Сердце-лох

Поезд пришел рано утром. Обычно бывало так: брали такси и сперва завозили ее в центр, а потом профессор уезжал домой, на дачу, по Минке.

Эти последние минуты всегда были душераздирающими, зубы стискивала, чтобы не расплакаться: профессор не терпел ее слез и сердился.

Сегодня, однако, ею овладело тяжелое безразличие, не было ни тревоги, ни тоски и она сказала, что, будучи налегке, прекрасно доберется на троллейбусе. Профессор пожал плечами:

– Как вам будет угодно, королева моя.

Не хватило сил усмехнуться в ответ на «королеву».

Профессор дважды поцеловал ее в висок, посмотрел в глаза как всегда, как он умел – тяжело и цепко, и сказал со значением:

– Спасибо, милая. Было хорошо.

Что именно было хорошо? Купейные ласки или пять дней в тоскливом промышленном городе, где профессор читал лекции в универе, а она сидела в гостинице?

В квартире было душно и холодно.

Она села на стульчик в коридоре и долго, ленясь нагнуться, стаскивала нога об ногу узкие ботиночки. Пока стаскивала, поняла ясно и бесповоротно, что ничего не изменится. Профессор всегда будет в семье, ездить с женой, старенькой и бойкой, в интересные города вроде Неаполя, Дублина или Бостона, а с ней таскаться по Челябинскам и Тагилам, потому что удобно – она может в походных условиях сварить кашку, рубашечку погладить и качественно провести процедуры, необходимые для профилактики простатита.

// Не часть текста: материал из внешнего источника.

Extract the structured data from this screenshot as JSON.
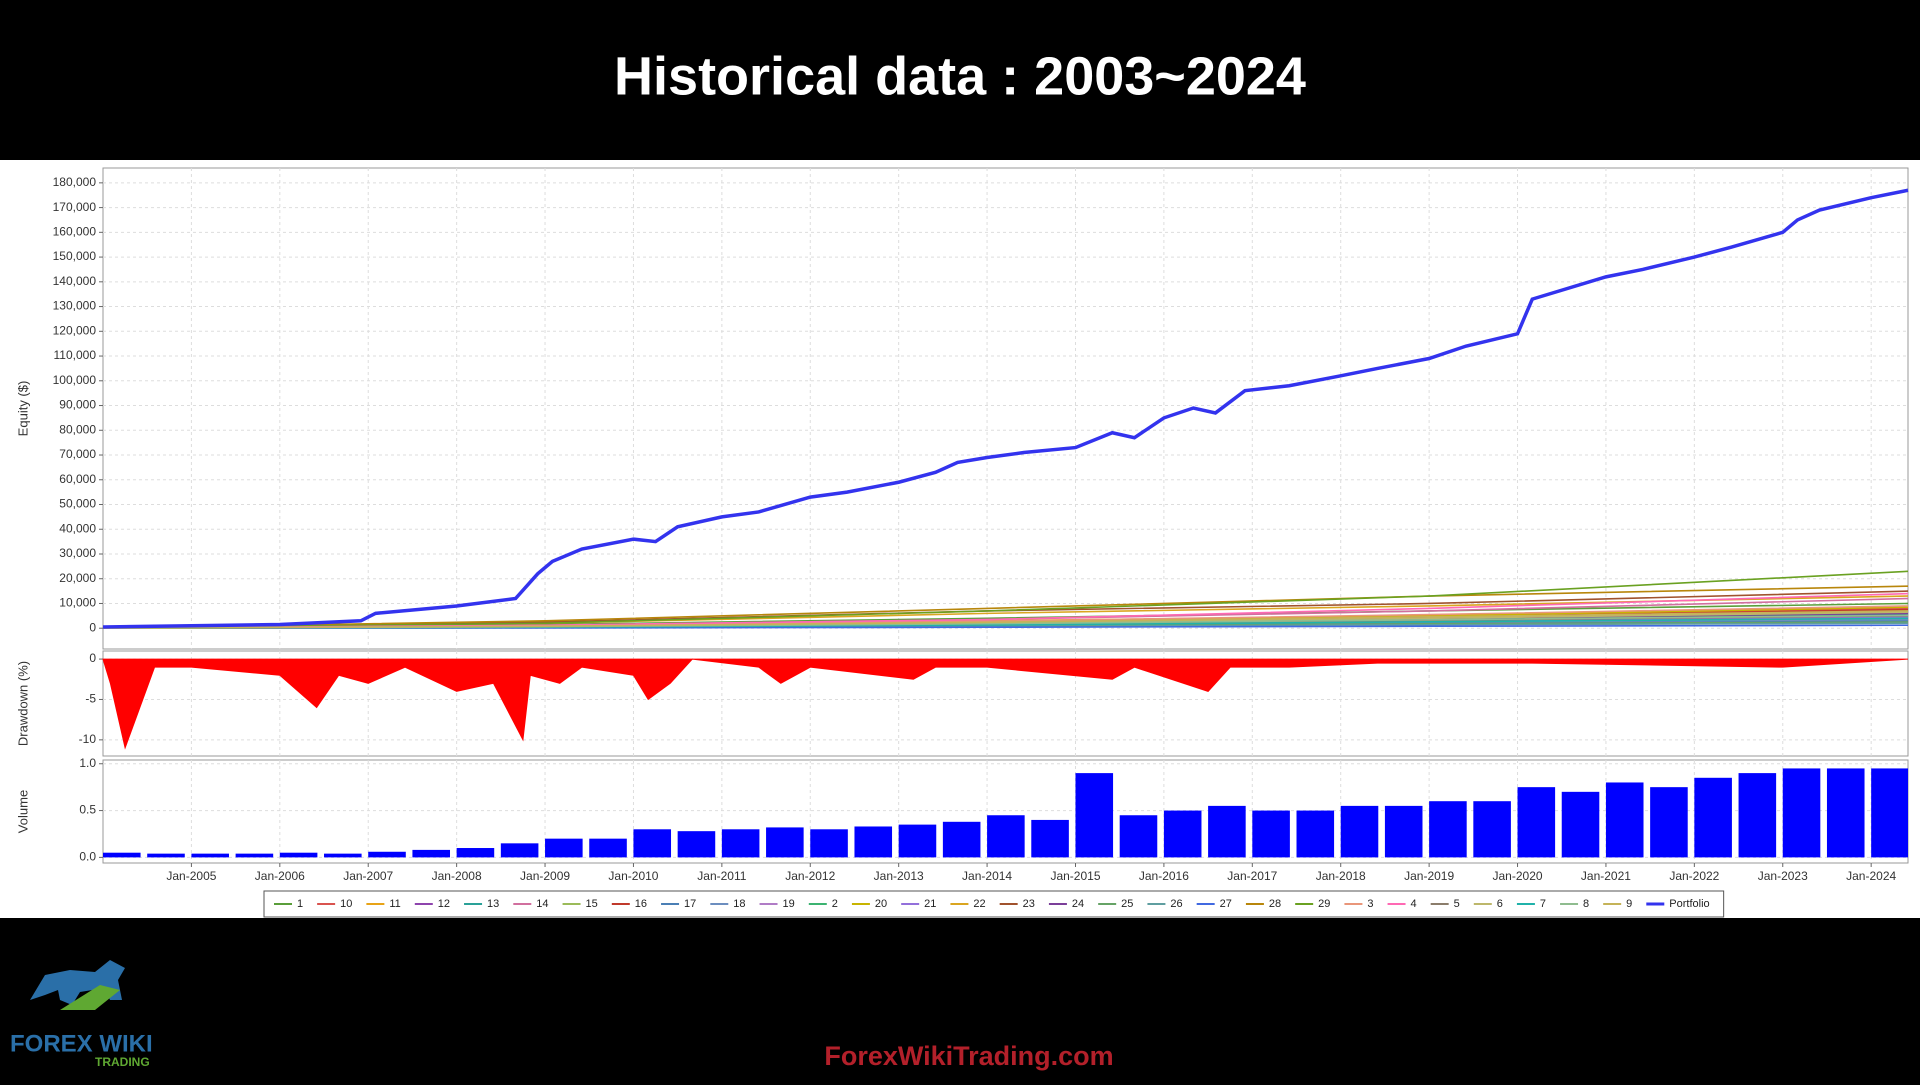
{
  "header": {
    "title": "Historical data : 2003~2024"
  },
  "logo": {
    "brand": "FOREX WIKI",
    "tagline": "TRADING"
  },
  "footer": {
    "website": "ForexWikiTrading.com"
  },
  "chart_data": [
    {
      "type": "line",
      "y_label": "Equity ($)",
      "grid": true,
      "xlim": [
        "2004-01",
        "2024-06"
      ],
      "ylim": [
        -8400,
        186000
      ],
      "yticks": [
        0,
        {
          "value": 10000,
          "label": "10,000"
        },
        {
          "value": 20000,
          "label": "20,000"
        },
        {
          "value": 30000,
          "label": "30,000"
        },
        {
          "value": 40000,
          "label": "40,000"
        },
        {
          "value": 50000,
          "label": "50,000"
        },
        {
          "value": 60000,
          "label": "60,000"
        },
        {
          "value": 70000,
          "label": "70,000"
        },
        {
          "value": 80000,
          "label": "80,000"
        },
        {
          "value": 90000,
          "label": "90,000"
        },
        {
          "value": 100000,
          "label": "100,000"
        },
        {
          "value": 110000,
          "label": "110,000"
        },
        {
          "value": 120000,
          "label": "120,000"
        },
        {
          "value": 130000,
          "label": "130,000"
        },
        {
          "value": 140000,
          "label": "140,000"
        },
        {
          "value": 150000,
          "label": "150,000"
        },
        {
          "value": 160000,
          "label": "160,000"
        },
        {
          "value": 170000,
          "label": "170,000"
        },
        {
          "value": 180000,
          "label": "180,000"
        }
      ],
      "series": [
        {
          "name": "1",
          "color": "#5a9e3a",
          "x": [
            "2004-01",
            "2009-01",
            "2014-01",
            "2019-01",
            "2024-06"
          ],
          "values": [
            0,
            1500,
            4000,
            7000,
            10000
          ]
        },
        {
          "name": "10",
          "color": "#d9534f",
          "x": [
            "2004-01",
            "2009-01",
            "2014-01",
            "2019-01",
            "2024-06"
          ],
          "values": [
            0,
            800,
            2500,
            5000,
            8000
          ]
        },
        {
          "name": "11",
          "color": "#e8a317",
          "x": [
            "2004-01",
            "2009-01",
            "2014-01",
            "2019-01",
            "2024-06"
          ],
          "values": [
            0,
            1000,
            3000,
            5000,
            7000
          ]
        },
        {
          "name": "12",
          "color": "#8e44ad",
          "x": [
            "2004-01",
            "2009-01",
            "2014-01",
            "2019-01",
            "2024-06"
          ],
          "values": [
            0,
            500,
            1500,
            3000,
            5000
          ]
        },
        {
          "name": "13",
          "color": "#2aa198",
          "x": [
            "2004-01",
            "2009-01",
            "2014-01",
            "2019-01",
            "2024-06"
          ],
          "values": [
            0,
            600,
            1800,
            3500,
            5500
          ]
        },
        {
          "name": "14",
          "color": "#d16f9e",
          "x": [
            "2004-01",
            "2009-01",
            "2014-01",
            "2019-01",
            "2024-06"
          ],
          "values": [
            0,
            1200,
            3500,
            7000,
            12000
          ]
        },
        {
          "name": "15",
          "color": "#9bbb59",
          "x": [
            "2004-01",
            "2009-01",
            "2014-01",
            "2019-01",
            "2024-06"
          ],
          "values": [
            0,
            400,
            1200,
            2500,
            4000
          ]
        },
        {
          "name": "16",
          "color": "#c0392b",
          "x": [
            "2004-01",
            "2009-01",
            "2014-01",
            "2019-01",
            "2024-06"
          ],
          "values": [
            0,
            700,
            2000,
            4500,
            7500
          ]
        },
        {
          "name": "17",
          "color": "#4a7fb5",
          "x": [
            "2004-01",
            "2009-01",
            "2014-01",
            "2019-01",
            "2024-06"
          ],
          "values": [
            0,
            300,
            1000,
            2000,
            3000
          ]
        },
        {
          "name": "18",
          "color": "#6c8ebf",
          "x": [
            "2004-01",
            "2009-01",
            "2014-01",
            "2019-01",
            "2024-06"
          ],
          "values": [
            0,
            500,
            1500,
            2500,
            3500
          ]
        },
        {
          "name": "19",
          "color": "#b07cc6",
          "x": [
            "2004-01",
            "2009-01",
            "2014-01",
            "2019-01",
            "2024-06"
          ],
          "values": [
            0,
            900,
            2500,
            4500,
            6500
          ]
        },
        {
          "name": "2",
          "color": "#3cb371",
          "x": [
            "2004-01",
            "2009-01",
            "2014-01",
            "2019-01",
            "2024-06"
          ],
          "values": [
            0,
            600,
            2000,
            3800,
            6000
          ]
        },
        {
          "name": "20",
          "color": "#c8b400",
          "x": [
            "2004-01",
            "2009-01",
            "2014-01",
            "2019-01",
            "2024-06"
          ],
          "values": [
            0,
            1000,
            2800,
            5000,
            8500
          ]
        },
        {
          "name": "21",
          "color": "#9370db",
          "x": [
            "2004-01",
            "2009-01",
            "2014-01",
            "2019-01",
            "2024-06"
          ],
          "values": [
            0,
            400,
            1500,
            3000,
            4500
          ]
        },
        {
          "name": "22",
          "color": "#daa520",
          "x": [
            "2004-01",
            "2009-01",
            "2014-01",
            "2019-01",
            "2024-06"
          ],
          "values": [
            0,
            2000,
            6000,
            9000,
            13000
          ]
        },
        {
          "name": "23",
          "color": "#a0522d",
          "x": [
            "2004-01",
            "2009-01",
            "2014-01",
            "2019-01",
            "2024-06"
          ],
          "values": [
            0,
            2500,
            7000,
            10000,
            15000
          ]
        },
        {
          "name": "24",
          "color": "#7b3f99",
          "x": [
            "2004-01",
            "2009-01",
            "2014-01",
            "2019-01",
            "2024-06"
          ],
          "values": [
            0,
            800,
            2200,
            4000,
            6000
          ]
        },
        {
          "name": "25",
          "color": "#66a366",
          "x": [
            "2004-01",
            "2009-01",
            "2014-01",
            "2019-01",
            "2024-06"
          ],
          "values": [
            0,
            300,
            900,
            1800,
            2500
          ]
        },
        {
          "name": "26",
          "color": "#5f9ea0",
          "x": [
            "2004-01",
            "2009-01",
            "2014-01",
            "2019-01",
            "2024-06"
          ],
          "values": [
            0,
            200,
            700,
            1400,
            2000
          ]
        },
        {
          "name": "27",
          "color": "#4169e1",
          "x": [
            "2004-01",
            "2009-01",
            "2014-01",
            "2019-01",
            "2024-06"
          ],
          "values": [
            0,
            100,
            400,
            800,
            1200
          ]
        },
        {
          "name": "28",
          "color": "#b8860b",
          "x": [
            "2004-01",
            "2009-01",
            "2014-01",
            "2019-01",
            "2024-06"
          ],
          "values": [
            0,
            3000,
            8000,
            13000,
            17000
          ]
        },
        {
          "name": "29",
          "color": "#6aa121",
          "x": [
            "2004-01",
            "2009-01",
            "2014-01",
            "2019-01",
            "2024-06"
          ],
          "values": [
            0,
            2000,
            7000,
            13000,
            23000
          ]
        },
        {
          "name": "3",
          "color": "#e9967a",
          "x": [
            "2004-01",
            "2009-01",
            "2014-01",
            "2019-01",
            "2024-06"
          ],
          "values": [
            0,
            900,
            2800,
            5500,
            9000
          ]
        },
        {
          "name": "4",
          "color": "#ff69b4",
          "x": [
            "2004-01",
            "2009-01",
            "2014-01",
            "2019-01",
            "2024-06"
          ],
          "values": [
            0,
            1200,
            3500,
            8000,
            14000
          ]
        },
        {
          "name": "5",
          "color": "#8b7d6b",
          "x": [
            "2004-01",
            "2009-01",
            "2014-01",
            "2019-01",
            "2024-06"
          ],
          "values": [
            0,
            500,
            1700,
            3200,
            5000
          ]
        },
        {
          "name": "6",
          "color": "#bdb76b",
          "x": [
            "2004-01",
            "2009-01",
            "2014-01",
            "2019-01",
            "2024-06"
          ],
          "values": [
            0,
            700,
            2000,
            4000,
            6500
          ]
        },
        {
          "name": "7",
          "color": "#20b2aa",
          "x": [
            "2004-01",
            "2009-01",
            "2014-01",
            "2019-01",
            "2024-06"
          ],
          "values": [
            0,
            400,
            1300,
            2600,
            4000
          ]
        },
        {
          "name": "8",
          "color": "#8fbc8f",
          "x": [
            "2004-01",
            "2009-01",
            "2014-01",
            "2019-01",
            "2024-06"
          ],
          "values": [
            0,
            600,
            1800,
            3400,
            5200
          ]
        },
        {
          "name": "9",
          "color": "#c5b358",
          "x": [
            "2004-01",
            "2009-01",
            "2014-01",
            "2019-01",
            "2024-06"
          ],
          "values": [
            0,
            800,
            2400,
            4600,
            7000
          ]
        },
        {
          "name": "Portfolio",
          "color": "#3333ee",
          "x": [
            "2004-01",
            "2005-01",
            "2006-01",
            "2006-12",
            "2007-02",
            "2008-01",
            "2008-09",
            "2008-12",
            "2009-02",
            "2009-06",
            "2010-01",
            "2010-04",
            "2010-07",
            "2011-01",
            "2011-06",
            "2012-01",
            "2012-06",
            "2013-01",
            "2013-06",
            "2013-09",
            "2014-01",
            "2014-06",
            "2015-01",
            "2015-06",
            "2015-09",
            "2016-01",
            "2016-05",
            "2016-08",
            "2016-12",
            "2017-06",
            "2018-01",
            "2018-06",
            "2019-01",
            "2019-06",
            "2020-01",
            "2020-03",
            "2021-01",
            "2021-06",
            "2022-01",
            "2022-06",
            "2023-01",
            "2023-03",
            "2023-06",
            "2024-01",
            "2024-06"
          ],
          "values": [
            500,
            1000,
            1500,
            3000,
            6000,
            9000,
            12000,
            22000,
            27000,
            32000,
            36000,
            35000,
            41000,
            45000,
            47000,
            53000,
            55000,
            59000,
            63000,
            67000,
            69000,
            71000,
            73000,
            79000,
            77000,
            85000,
            89000,
            87000,
            96000,
            98000,
            102000,
            105000,
            109000,
            114000,
            119000,
            133000,
            142000,
            145000,
            150000,
            154000,
            160000,
            165000,
            169000,
            174000,
            177000
          ]
        }
      ]
    },
    {
      "type": "area",
      "y_label": "Drawdown (%)",
      "grid": true,
      "color": "#ff0000",
      "xlim": [
        "2004-01",
        "2024-06"
      ],
      "ylim": [
        -12,
        1
      ],
      "yticks": [
        0,
        -5,
        -10
      ],
      "x": [
        "2004-01",
        "2004-02",
        "2004-04",
        "2004-06",
        "2004-08",
        "2005-01",
        "2006-01",
        "2006-06",
        "2006-09",
        "2007-01",
        "2007-06",
        "2008-01",
        "2008-06",
        "2008-10",
        "2008-11",
        "2009-03",
        "2009-06",
        "2010-01",
        "2010-03",
        "2010-06",
        "2010-09",
        "2011-06",
        "2011-09",
        "2012-01",
        "2013-03",
        "2013-06",
        "2014-01",
        "2015-06",
        "2015-09",
        "2016-07",
        "2016-10",
        "2017-06",
        "2018-06",
        "2020-03",
        "2023-01",
        "2024-06"
      ],
      "values": [
        0,
        -3,
        -11,
        -6,
        -1,
        -1,
        -2,
        -6,
        -2,
        -3,
        -1,
        -4,
        -3,
        -10,
        -2,
        -3,
        -1,
        -2,
        -5,
        -3,
        0,
        -1,
        -3,
        -1,
        -2.5,
        -1,
        -1,
        -2.5,
        -1,
        -4,
        -1,
        -1,
        -0.5,
        -0.5,
        -1,
        0
      ]
    },
    {
      "type": "bar",
      "y_label": "Volume",
      "grid": true,
      "color": "#0000ff",
      "xlim": [
        "2004-01",
        "2024-06"
      ],
      "ylim": [
        -0.06,
        1.04
      ],
      "yticks": [
        {
          "value": 0,
          "label": "0.0"
        },
        0.5,
        {
          "value": 1,
          "label": "1.0"
        }
      ],
      "xticks": [
        {
          "value": "2005-01",
          "label": "Jan-2005"
        },
        {
          "value": "2006-01",
          "label": "Jan-2006"
        },
        {
          "value": "2007-01",
          "label": "Jan-2007"
        },
        {
          "value": "2008-01",
          "label": "Jan-2008"
        },
        {
          "value": "2009-01",
          "label": "Jan-2009"
        },
        {
          "value": "2010-01",
          "label": "Jan-2010"
        },
        {
          "value": "2011-01",
          "label": "Jan-2011"
        },
        {
          "value": "2012-01",
          "label": "Jan-2012"
        },
        {
          "value": "2013-01",
          "label": "Jan-2013"
        },
        {
          "value": "2014-01",
          "label": "Jan-2014"
        },
        {
          "value": "2015-01",
          "label": "Jan-2015"
        },
        {
          "value": "2016-01",
          "label": "Jan-2016"
        },
        {
          "value": "2017-01",
          "label": "Jan-2017"
        },
        {
          "value": "2018-01",
          "label": "Jan-2018"
        },
        {
          "value": "2019-01",
          "label": "Jan-2019"
        },
        {
          "value": "2020-01",
          "label": "Jan-2020"
        },
        {
          "value": "2021-01",
          "label": "Jan-2021"
        },
        {
          "value": "2022-01",
          "label": "Jan-2022"
        },
        {
          "value": "2023-01",
          "label": "Jan-2023"
        },
        {
          "value": "2024-01",
          "label": "Jan-2024"
        }
      ],
      "x": [
        "2004-01",
        "2004-07",
        "2005-01",
        "2005-07",
        "2006-01",
        "2006-07",
        "2007-01",
        "2007-07",
        "2008-01",
        "2008-07",
        "2009-01",
        "2009-07",
        "2010-01",
        "2010-07",
        "2011-01",
        "2011-07",
        "2012-01",
        "2012-07",
        "2013-01",
        "2013-07",
        "2014-01",
        "2014-07",
        "2015-01",
        "2015-07",
        "2016-01",
        "2016-07",
        "2017-01",
        "2017-07",
        "2018-01",
        "2018-07",
        "2019-01",
        "2019-07",
        "2020-01",
        "2020-07",
        "2021-01",
        "2021-07",
        "2022-01",
        "2022-07",
        "2023-01",
        "2023-07",
        "2024-01"
      ],
      "values": [
        0.05,
        0.04,
        0.04,
        0.04,
        0.05,
        0.04,
        0.06,
        0.08,
        0.1,
        0.15,
        0.2,
        0.2,
        0.3,
        0.28,
        0.3,
        0.32,
        0.3,
        0.33,
        0.35,
        0.38,
        0.45,
        0.4,
        0.9,
        0.45,
        0.5,
        0.55,
        0.5,
        0.5,
        0.55,
        0.55,
        0.6,
        0.6,
        0.75,
        0.7,
        0.8,
        0.75,
        0.85,
        0.9,
        0.95,
        0.95,
        0.95
      ]
    }
  ]
}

За те же деньги. Вернее, за свои, так как билет она покупала сама, а профессору всё оплачивала принимающая сторона. Когда она однажды завела разговор, что им надо соединиться, профессор взял ее за руку и убедительно, строго и печально попросил дать ему время:

– Просто дай мне время.

И она совершенно успокоилась и поверила – все будет хорошо.

Стянув нога об ногу ботиночки, она вымыла руки, прилегла на узкий диванчик, поплакала и уснула.

К сорока семи годам Мглова являлась обладательницей маленькой квартиры, взрослого сына, диффузной мастопатии и открытой, доброй улыбки.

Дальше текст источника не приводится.